Perante a impossibilidade do Ex.mo Defensor constituído estar presente na audiência naquela data, o Ex.mo Juiz, por despacho de 29-3-2017, a folhas 59, deferiu o seu requerimento de folhas 51 e transferiu a audiência de julgamento para o dia 15-5-2017.

Da ata da audiência de julgamento de 15-5-2017, consta que chegada a hora do julgamento estavam presentes as testemunhas E... e F... .

Não se encontravam presentes: o Ex.mo Defensor constituído e a testemunha C... , que se mostra notificados, e o arguido A... e as testemunhas D... e B... , que não foram notificados, apesar de ter sido tentada a sua notificação nos termos que constam de fls. 118 a 119, 121 a 122 e 124 a 125.

Perante esta situação o Ex.mo Juiz proferiu um despacho com o seguinte teor:

“ - No que concerne à tentativa de notificação do arguido para comparecer na presente data para realização da audiência de julgamento, resulta dos autos, por um lado, a fls.78 que o motivo pelo qual tal carta para notificação foi devolvida, deveu-se simplesmente à indicação de “não atendeu”, e por outro, a fls. 121 a 122, constata-se que o arguido se furtou à notificação, pelo que se conclui que a falta de notificação é-lhe exclusivamente imputável.
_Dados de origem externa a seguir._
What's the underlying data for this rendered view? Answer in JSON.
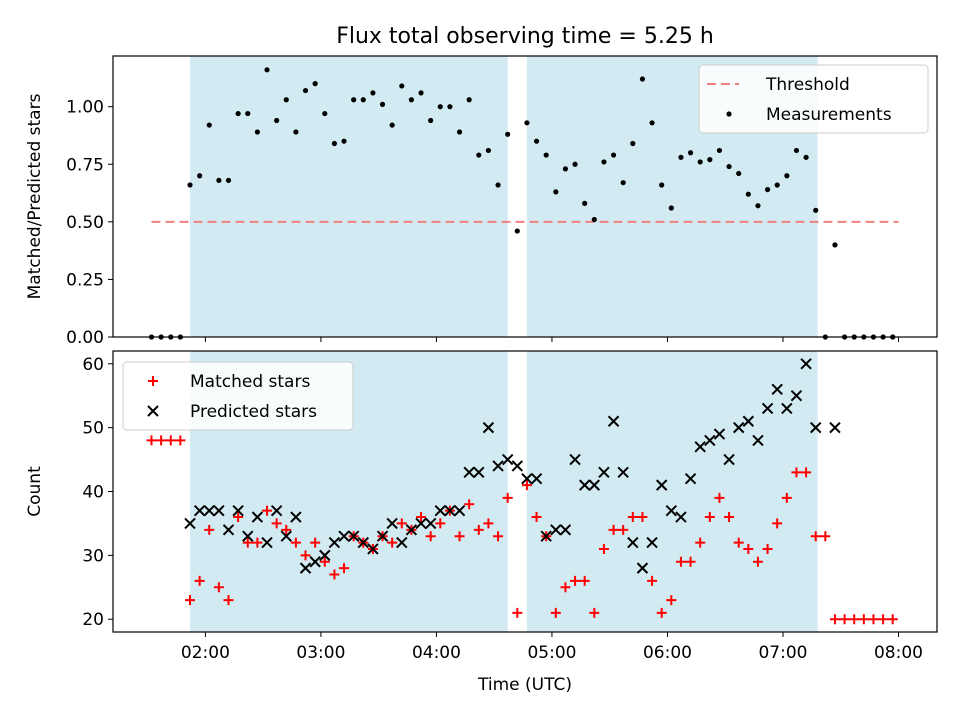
{
  "title": "Flux total observing time = 5.25 h",
  "chart_data": [
    {
      "type": "scatter",
      "x_unit": "UTC time",
      "xlim": [
        "01:12",
        "08:20"
      ],
      "ylim": [
        0.0,
        1.22
      ],
      "ylabel": "Matched/Predicted stars",
      "yticks": [
        "0.00",
        "0.25",
        "0.50",
        "0.75",
        "1.00"
      ],
      "shaded_intervals": [
        [
          "01:52",
          "04:37"
        ],
        [
          "04:47",
          "07:18"
        ]
      ],
      "shade_color": "#add8e6",
      "threshold": {
        "name": "Threshold",
        "y": 0.5,
        "x_range": [
          "01:32",
          "08:00"
        ],
        "color": "#f08080"
      },
      "legend": {
        "loc": "upper right",
        "entries": [
          "Threshold",
          "Measurements"
        ]
      },
      "series": [
        {
          "name": "Measurements",
          "marker": "dot",
          "color": "#000000",
          "x": [
            "01:32",
            "01:37",
            "01:42",
            "01:47",
            "01:52",
            "01:57",
            "02:02",
            "02:07",
            "02:12",
            "02:17",
            "02:22",
            "02:27",
            "02:32",
            "02:37",
            "02:42",
            "02:47",
            "02:52",
            "02:57",
            "03:02",
            "03:07",
            "03:12",
            "03:17",
            "03:22",
            "03:27",
            "03:32",
            "03:37",
            "03:42",
            "03:47",
            "03:52",
            "03:57",
            "04:02",
            "04:07",
            "04:12",
            "04:17",
            "04:22",
            "04:27",
            "04:32",
            "04:37",
            "04:42",
            "04:47",
            "04:52",
            "04:57",
            "05:02",
            "05:07",
            "05:12",
            "05:17",
            "05:22",
            "05:27",
            "05:32",
            "05:37",
            "05:42",
            "05:47",
            "05:52",
            "05:57",
            "06:02",
            "06:07",
            "06:12",
            "06:17",
            "06:22",
            "06:27",
            "06:32",
            "06:37",
            "06:42",
            "06:47",
            "06:52",
            "06:57",
            "07:02",
            "07:07",
            "07:12",
            "07:17",
            "07:22",
            "07:27",
            "07:32",
            "07:37",
            "07:42",
            "07:47",
            "07:52",
            "07:57"
          ],
          "y": [
            0,
            0,
            0,
            0,
            0.66,
            0.7,
            0.92,
            0.68,
            0.68,
            0.97,
            0.97,
            0.89,
            1.16,
            0.94,
            1.03,
            0.89,
            1.07,
            1.1,
            0.97,
            0.84,
            0.85,
            1.03,
            1.03,
            1.06,
            1.01,
            0.92,
            1.09,
            1.03,
            1.06,
            0.94,
            1.0,
            1.0,
            0.89,
            1.03,
            0.79,
            0.81,
            0.66,
            0.88,
            0.46,
            0.93,
            0.85,
            0.79,
            0.63,
            0.73,
            0.75,
            0.58,
            0.51,
            0.76,
            0.79,
            0.67,
            0.84,
            1.12,
            0.93,
            0.66,
            0.56,
            0.78,
            0.8,
            0.76,
            0.77,
            0.81,
            0.74,
            0.71,
            0.62,
            0.57,
            0.64,
            0.66,
            0.7,
            0.81,
            0.78,
            0.55,
            0,
            0.4,
            0,
            0,
            0,
            0,
            0,
            0
          ]
        }
      ]
    },
    {
      "type": "scatter",
      "x_unit": "UTC time",
      "xlim": [
        "01:12",
        "08:20"
      ],
      "xlabel": "Time (UTC)",
      "xticks": [
        "02:00",
        "03:00",
        "04:00",
        "05:00",
        "06:00",
        "07:00",
        "08:00"
      ],
      "ylim": [
        18,
        62
      ],
      "ylabel": "Count",
      "yticks": [
        "20",
        "30",
        "40",
        "50",
        "60"
      ],
      "shaded_intervals": [
        [
          "01:52",
          "04:37"
        ],
        [
          "04:47",
          "07:18"
        ]
      ],
      "shade_color": "#add8e6",
      "legend": {
        "loc": "upper left",
        "entries": [
          "Matched stars",
          "Predicted stars"
        ]
      },
      "series": [
        {
          "name": "Matched stars",
          "marker": "plus",
          "color": "#ff0000",
          "x": [
            "01:32",
            "01:37",
            "01:42",
            "01:47",
            "01:52",
            "01:57",
            "02:02",
            "02:07",
            "02:12",
            "02:17",
            "02:22",
            "02:27",
            "02:32",
            "02:37",
            "02:42",
            "02:47",
            "02:52",
            "02:57",
            "03:02",
            "03:07",
            "03:12",
            "03:17",
            "03:22",
            "03:27",
            "03:32",
            "03:37",
            "03:42",
            "03:47",
            "03:52",
            "03:57",
            "04:02",
            "04:07",
            "04:12",
            "04:17",
            "04:22",
            "04:27",
            "04:32",
            "04:37",
            "04:42",
            "04:47",
            "04:52",
            "04:57",
            "05:02",
            "05:07",
            "05:12",
            "05:17",
            "05:22",
            "05:27",
            "05:32",
            "05:37",
            "05:42",
            "05:47",
            "05:52",
            "05:57",
            "06:02",
            "06:07",
            "06:12",
            "06:17",
            "06:22",
            "06:27",
            "06:32",
            "06:37",
            "06:42",
            "06:47",
            "06:52",
            "06:57",
            "07:02",
            "07:07",
            "07:12",
            "07:17",
            "07:22",
            "07:27",
            "07:32",
            "07:37",
            "07:42",
            "07:47",
            "07:52",
            "07:57"
          ],
          "y": [
            48,
            48,
            48,
            48,
            23,
            26,
            34,
            25,
            23,
            36,
            32,
            32,
            37,
            35,
            34,
            32,
            30,
            32,
            29,
            27,
            28,
            33,
            32,
            31,
            33,
            32,
            35,
            34,
            36,
            33,
            35,
            37,
            33,
            38,
            34,
            35,
            33,
            39,
            21,
            41,
            36,
            33,
            21,
            25,
            26,
            26,
            21,
            31,
            34,
            34,
            36,
            36,
            26,
            21,
            23,
            29,
            29,
            32,
            36,
            39,
            36,
            32,
            31,
            29,
            31,
            35,
            39,
            43,
            43,
            33,
            33,
            20,
            20,
            20,
            20,
            20,
            20,
            20
          ]
        },
        {
          "name": "Predicted stars",
          "marker": "x",
          "color": "#000000",
          "x": [
            "01:52",
            "01:57",
            "02:02",
            "02:07",
            "02:12",
            "02:17",
            "02:22",
            "02:27",
            "02:32",
            "02:37",
            "02:42",
            "02:47",
            "02:52",
            "02:57",
            "03:02",
            "03:07",
            "03:12",
            "03:17",
            "03:22",
            "03:27",
            "03:32",
            "03:37",
            "03:42",
            "03:47",
            "03:52",
            "03:57",
            "04:02",
            "04:07",
            "04:12",
            "04:17",
            "04:22",
            "04:27",
            "04:32",
            "04:37",
            "04:42",
            "04:47",
            "04:52",
            "04:57",
            "05:02",
            "05:07",
            "05:12",
            "05:17",
            "05:22",
            "05:27",
            "05:32",
            "05:37",
            "05:42",
            "05:47",
            "05:52",
            "05:57",
            "06:02",
            "06:07",
            "06:12",
            "06:17",
            "06:22",
            "06:27",
            "06:32",
            "06:37",
            "06:42",
            "06:47",
            "06:52",
            "06:57",
            "07:02",
            "07:07",
            "07:12",
            "07:17",
            "07:27"
          ],
          "y": [
            35,
            37,
            37,
            37,
            34,
            37,
            33,
            36,
            32,
            37,
            33,
            36,
            28,
            29,
            30,
            32,
            33,
            33,
            32,
            31,
            33,
            35,
            32,
            34,
            35,
            35,
            37,
            37,
            37,
            43,
            43,
            50,
            44,
            45,
            44,
            42,
            42,
            33,
            34,
            34,
            45,
            41,
            41,
            43,
            51,
            43,
            32,
            28,
            32,
            41,
            37,
            36,
            42,
            47,
            48,
            49,
            45,
            50,
            51,
            48,
            53,
            56,
            53,
            55,
            60,
            50,
            50
          ]
        }
      ]
    }
  ]
}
Com efeito, a morada para a qual o Tribunal enviou por correio, e posteriormente, solicitou ao OPC a notificação do arguido é a que consta dos autos desde o seu início, não tendo sofrido qualquer alteração superveniente. Por conseguinte, e uma vez que o arguido no decurso do processo administrativo se pronunciou sobre a contraordenação em causa através de requerimento subscrito pelo seu advogado, entendemos neste momento não ser necessária a sua comparência na audiência de julgamento, pelo que se dispensa a sua presença, devendo dar-se inicio à audiência de julgamento, nos termos do artº 68º, nºs 1 e 2 “a contrario sensu” do RGCO. Igualmente não constitui motivo de adiamento a não presença do seu advogado, nos termos do disposto nos artºs. 53º; 59º, nº.2 e 68º, nºs.1 e 2 do RGCO.

  - No que concerne às testemunhas arroladas pelo arguido, relativamente à testemunha C... , que se encontra devidamente notificada e não justificou a sua falta, vai a mesma condenada em multa, cuja taxa de justiça se fixa em 2 UCs, nos termos do disposto no artº.116º, nº.1, do CPP, “ex vi” artº.41º do RGCO. Quanto às restantes testemunhas e como resultado do teor de fls.119 e 125, a falta de notificação terá que se considerar imputável às referidas testemunhas, uma vez que é manifesto que as mesmas tiveram o propósito de se eximirem à sua notificação.

   - Nestes termos, o Tribunal dispensa a comparência do arguido/recorrente e dispensa-se a inquirição das testemunhas por si arroladas, e nos autos melhor identificadas, não se mostrando necessário a marcação de nova sessão de julgamento, já que o arguido/recorrente e as testemunhas por si arroladas deram causa a tal incumprimento, sendo manifesto o carácter dilatório das respectivas condutas, por forma a entorpecer a acção da justiça.”.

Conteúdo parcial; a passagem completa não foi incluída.